La mujer hizo un gesto mohíno.
– Mmm, una memoria artificial… Ésas son palabras mayores. En primer lugar, son muy caras…
– No importa.
– Y además yo no trafico con eso.
– Vaya. ¿Y dónde puedo encontrar a quien lo haga?
La mujer miró alrededor como si estuviera buscando a alguien y Bruna siguió la línea de sus ojos. Aparentemente en la arquería no había nadie, aunque algunos metros más allá el lugar quedaba sepultado entre las sombras incluso para la visión mejorada de la detective.

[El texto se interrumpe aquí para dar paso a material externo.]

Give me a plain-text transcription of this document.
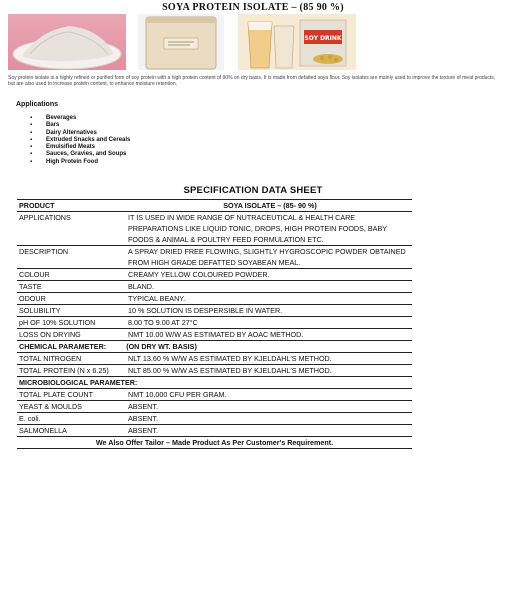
SOYA PROTEIN ISOLATE – (85 90 %)
SOY DRINK
Soy protein isolate is a highly refined or purified form of soy protein with a high protein content of 90% on dry basis. It is made from defatted soya flour. Soy isolates are mainly used to improve the texture of meat products, but are also used to increase protein content, to enhance moisture retention.
Applications
▪ Beverages
▪ Bars
▪ Dairy Alternatives
▪ Extruded Snacks and Cereals
▪ Emulsified Meats
▪ Sauces, Gravies, and Soups
▪ High Protein Food
SPECIFICATION DATA SHEET
PRODUCT	SOYA ISOLATE – (85- 90 %)
APPLICATIONS	IT IS USED IN WIDE RANGE OF NUTRACEUTICAL & HEALTH CARE PREPARATIONS LIKE LIQUID TONIC, DROPS, HIGH PROTEIN FOODS, BABY FOODS & ANIMAL & POULTRY FEED FORMULATION ETC.
DESCRIPTION	A SPRAY DRIED FREE FLOWING, SLIGHTLY HYGROSCOPIC POWDER OBTAINED FROM HIGH GRADE DEFATTED SOYABEAN MEAL.
COLOUR	CREAMY YELLOW COLOURED POWDER.
TASTE	BLAND.
ODOUR	TYPICAL BEANY.
SOLUBILITY	10 % SOLUTION IS DESPERSIBLE IN WATER.
pH OF 10% SOLUTION	8.00 TO 9.00 AT 27°C
LOSS ON DRYING	NMT 10.00 W/W AS ESTIMATED BY AOAC METHOD.
CHEMICAL PARAMETER:	(ON DRY WT. BASIS)
TOTAL NITROGEN	NLT 13.60 % W/W AS ESTIMATED BY KJELDAHL'S METHOD.
TOTAL PROTEIN (N x 6.25)	NLT 85.00 % W/W AS ESTIMATED BY KJELDAHL'S METHOD.
MICROBIOLOGICAL PARAMETER:
TOTAL PLATE COUNT	NMT 10,000 CFU PER GRAM.
YEAST & MOULDS	ABSENT.
E. coli.	ABSENT.
SALMONELLA	ABSENT.
We Also Offer Tailor – Made Product As Per Customer's Requirement.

– La verdad, no sabría decirte. Antes solían venir por aquí un par de vendedores de memas, pero hace varias semanas que no los veo. Parece que las cosas se están poniendo feas en el mercado de memorias… Ya sabes, por los muertos rep… Perdón, tecno.
– Sí, esas dos víctimas recientes… -dijo Bruna, lanzando un globo sonda.
– Mmm, más de dos, más de dos. Ya ha habido otras antes.
– ¿Cómo lo sabes?
– Bueno, tengo orejas… como sin duda ves -dijo la mutante, con un golpe de risa.
Luego se puso súbitamente seria.
– ¿Cuánto estás dispuesta a pagar por la mema? Por una de primera calidad, escrita por un verdadero artista memorista.
– ¿Cuánto costaría?
– Tres mil gaias.
Bruna se quedó sin aire pero intentó mantener la expresión impasible. En fin, esperaba que en el MRR no le pusieran reparos a la cuenta de gastos.
– De acuerdo.
– Pues mira, entonces has tenido suerte. Porque yo no trafico con esto, pero casualmente tengo aquí una mema buenísima que me dio un colega para pagar una deuda. ¿Tienes los tres mil ges?